1152 GMT November 20, 2018
“If we want to see that continue and I think both we and our Indian friends want to do that, then it’s incumbent on us to give them the best case and hopefully that will engender a willingness on the part of the Indian government to think about our systems as they go forward in their procurement,” Tina Kaidanow, principal deputy assistant secretary of the State Department’s Political-Military Affairs Bureau, told reporters, according to Defense One, presstv.com wrote.
India and Russia reportedly concluded price negotiations for procurement of five regiments of Russian-made S-400 advanced air defense systems last month.

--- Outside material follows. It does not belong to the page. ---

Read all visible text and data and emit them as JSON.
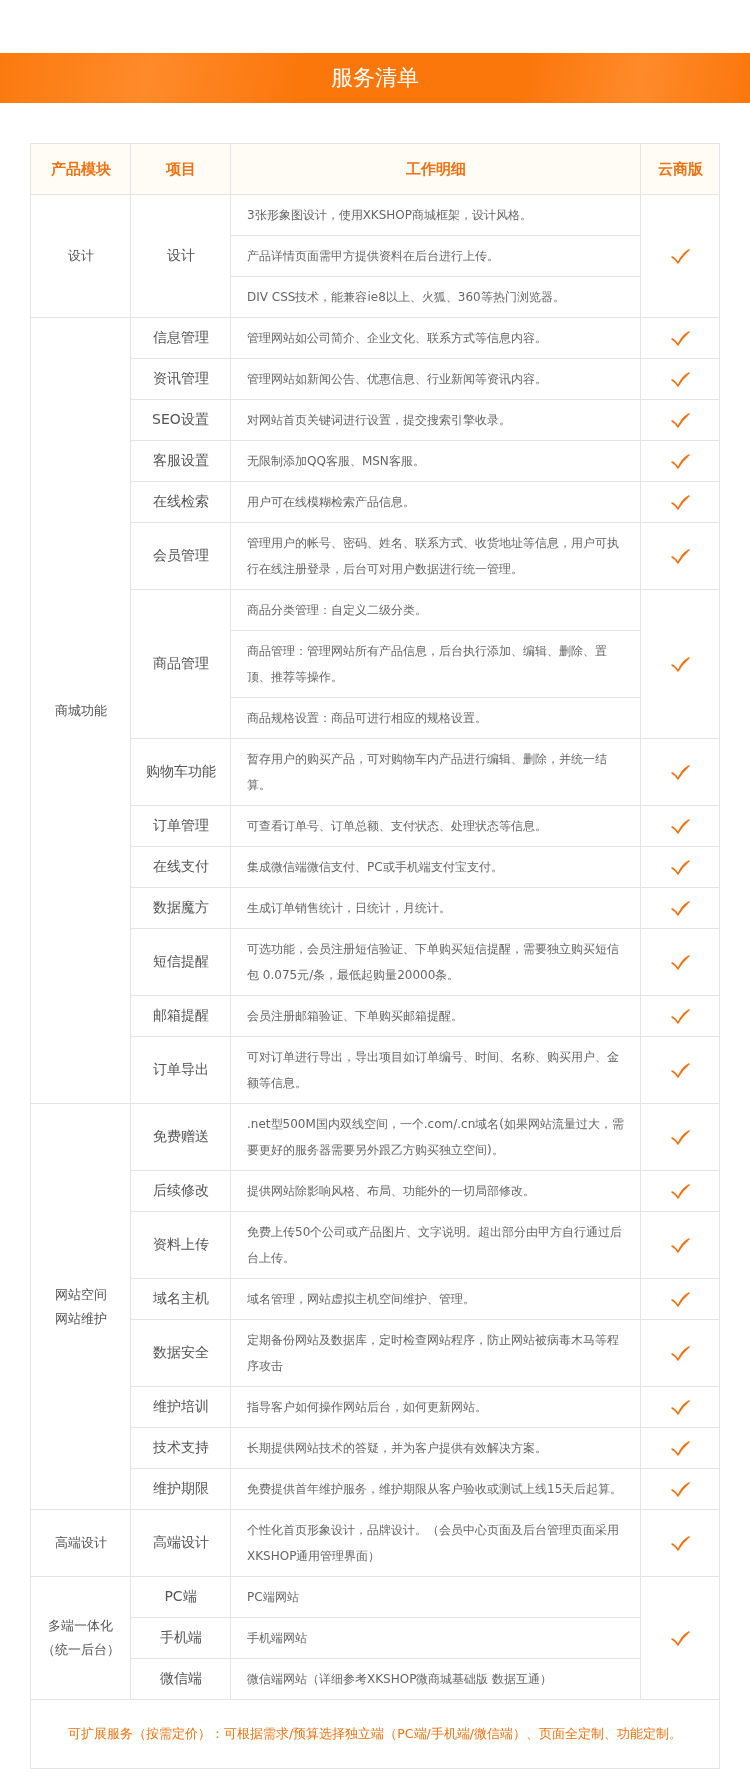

The final contract is expected to be signed during a summit meeting between Indian Prime Minister Narendra Modi and Russian President Vladimir Putin in October.
The United States has also been trying to reach out to India as New Delhi deepens its defense ties with Moscow.
In recent weeks, the US military renamed its Pacific Command the US Indo-Pacific Command, in a symbolic move underscoring “India’s rise and role in regional and global security.”
Kaidanow was in New Delhi last month for what she called “exceptionally good, very, very productive conversations” with Indian officials.
They reportedly discussed US sanctions against Russia, which also cover Almaz-Antey, the manufacturer of the S-400 surface-to-air missile system being purchased by India.
“The acquisition of these systems is…beneficial to the Russian government,” Kaidanow said. “Our distinct hope is that other countries will take that into account as they make their decisions.”
The US Congress passed the Countering America’s Adversaries Through Sanctions Act (CAATSA) against Russia in August 2017 over allegations of interfering in the 2016 presidential election.
India’s plan to buy 110 fighter jets in the coming years has also prompted American aircraft manufacturers Lockheed Martin and Boeing to offer Indian assembly lines for F-16 and F/A-18 jets.
“American defense product is great product — it is the best in the world,” Kaidanow said. “It’s central that countries really think about when they acquire these things — and particularly when we’re talking about important systems like fighters — that they think about the quality and the interoperability piece and all of the things that we know come with the acquisition of American products.”
The US has also sparred with Turkey over its procurement of advanced missile systems from Russia.
The S-400 Triumf (with the NATO codename Growler) entered service in 2007 and is considered Russia's most advanced long-range anti-aircraft missile system.
Capable of engaging targets at a distance of 400 kilometers and at an altitude of up to 30 kilometers, the missile system can destroy aircraft, cruise and ballistic missiles. It can also be used against land-based targets.